On Tue, 15 Nov 2011 22:30:51 -0500, Jesse Phillips <jessekphillips+d at gmail.com> wrote:
> On Sat, 12 Nov 2011 00:21:55 -0500, Robert Jacques wrote:
>> On Thu, 10 Nov 2011 22:17:10 -0500, Jesse Phillips
>> <jessekphillips+d at gmail.com> wrote:
>>> On Mon, 07 Nov 2011 23:28:20 -0500, Robert Jacques wrote:
>>>> On Sun, 06 Nov 2011 19:00:42 -0500, Jesse Phillips
>>>> <jessekphillips+d at gmail.com> wrote:

[snip]

>> Modules, static and named imports are extremely useful tools for making
>> disparate third party libraries work together. But Phobos is one (big)
>> library, not a bunch of separate ones. We shouldn't ever need to use
>> these tools to resolve Phobos name conflicts. In fact one of the (many)
>> goals of D is to scale down to quick and dirty scripts. rdmd helps with
>> this a lot, but the other piece of this puzzle is 'import std.all;'
>> which doesn't work today. And while I don't think we should break
>> existing code just to fix this problem, going forward, as we update and
>> add libraries to Phobos, we need to strive to prevent name collisions.
>> And, like std.file and std.stdio, I'd expect std.csv and std.databases
>> to be used together often. Furthermore, your primary case for exposing
>> these structs is for documentation purposes. As the user isn't expected
>> to actually instantiate these structs (or at least not often), naming
>> them CsvReader and CsvReader.Row is perfectly acceptable.
>
> I like the point on std.all, but isn't std.csv.Rows and std.csv.Row about
> the same as your example names?

Yes and no. Yes, from the point of view of reading 'std.csv.Rows' in existing code. No, from the point of view writing code. You're much more likely to write just 'Rows' and then have to go through a quick-compile-fix-compile loop. Worse, consider the people using the colliding std.databases.Row struct, which now have to use the fully qualified name. I don't feel that overly succinct names are important to std.csv, as most users will be using 'auto records = csvReader(txt);' and will never have to type out std.csv.Rows or csvRows or whatever.
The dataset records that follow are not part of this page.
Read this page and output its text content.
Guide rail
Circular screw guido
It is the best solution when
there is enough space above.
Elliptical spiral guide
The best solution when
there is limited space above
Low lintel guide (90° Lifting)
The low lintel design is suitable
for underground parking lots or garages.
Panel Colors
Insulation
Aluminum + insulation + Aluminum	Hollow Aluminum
> And if dmd could do partial matches (not
> exactly requesting such a feature) csv.Rows, csv.Row.
>> Lastly, I'd
>> like to draw your attention to std.algorithm.findSplit. findSplit has to
>> return three ranges, which it does so using a Tuple. Records is simply a
>> manual tuple of the headings and the row ranges, so why not leverage
>> Phobos for this instead?
>
> Records requires access to the header for building the associative array.
> So while I still could return both, the range would still be holding the
> header. If you think it would make an improvement then you'd probably
> want to update your vote to no. Namely what I would see coming from that:
>
>
> auto records = csvReader(txt);
>
> records.header ...;
> foreach(row; records.rows) { ... }

Thank you for explaining. I wasn't seeing the implementation efficiency that comes from the custom struct approach.